Dr Samrina Hashmi was of the opinion that media persons should follow ethics and respect the rights of healthcare professionals, patients and their attendants, saying no doctor or healthcare professional wanted to hurt their patients.

“It is very unfortunate to say that negligence of doctors led to deaths of their patients. Thousands of patients are treated by healthcare professionals on a daily basis and most of them get cured and go back to their homes,” she said, adding that it was not the job of some media persons to accuse doctors and other staff of negligence, which often resulted in violence against them by attendants of patients.

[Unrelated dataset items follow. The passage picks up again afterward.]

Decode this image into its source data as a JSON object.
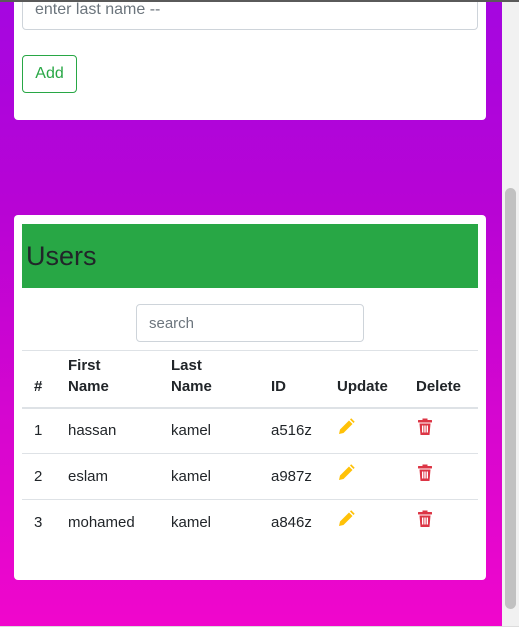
{
  "form": {
    "last_name_placeholder": "enter last name --",
    "add_label": "Add"
  },
  "users": {
    "title": "Users",
    "search_placeholder": "search",
    "columns": {
      "num": "#",
      "first_name": "First Name",
      "last_name": "Last Name",
      "id": "ID",
      "update": "Update",
      "delete": "Delete"
    },
    "rows": [
      {
        "num": "1",
        "first_name": "hassan",
        "last_name": "kamel",
        "id": "a516z"
      },
      {
        "num": "2",
        "first_name": "eslam",
        "last_name": "kamel",
        "id": "a987z"
      },
      {
        "num": "3",
        "first_name": "mohamed",
        "last_name": "kamel",
        "id": "a846z"
      }
    ]
  },
  "icons": {
    "update": "pencil-icon",
    "delete": "trash-icon"
  },
  "colors": {
    "success": "#28a745",
    "edit_icon": "#ffc107",
    "delete_icon": "#dc3545",
    "background_top": "#a506e0",
    "background_bottom": "#f006cc"
  }
}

M. Waqar Bhatti from The News International Karachi, while conceding that most health journalists did not have the capacity to report on health and science issues, urged the healthcare professionals to remain in touch with health journalists, try to provide them accurate information and highlight issues on which they should write and make reports on a regular basis.

“Filing and giving news is my job which help me in earning my bread and butter. I have to file news stories on daily basis. If a journalist gets information from the horse’s mouth, he or she try to get it from other unreliable sources, who sometimes feed them wrong or misleading information”, he said and added that in order to enhance the capacity of the health journalists, he was arranging training and capacity-building workshops throughout the country.

Psychiatrist Dr Ali Madeeh Hashmi, who is also a grandson of the legendary poet Faiz Ahmed Faiz, gave a presentation on the use of social media platforms by the healthcare professionals and urged doctors not to respond to queries and comments of people on social media. He also recited a poem of his grandfather Faiz Ahmed Faiz at the end of the session.

Another eminent journalist and writer, Shaukat Javed, also called for the capacity building of the health journalists, saying they often misinterpreted scientific information and reported inaccurately in the mainstream print and electronic media.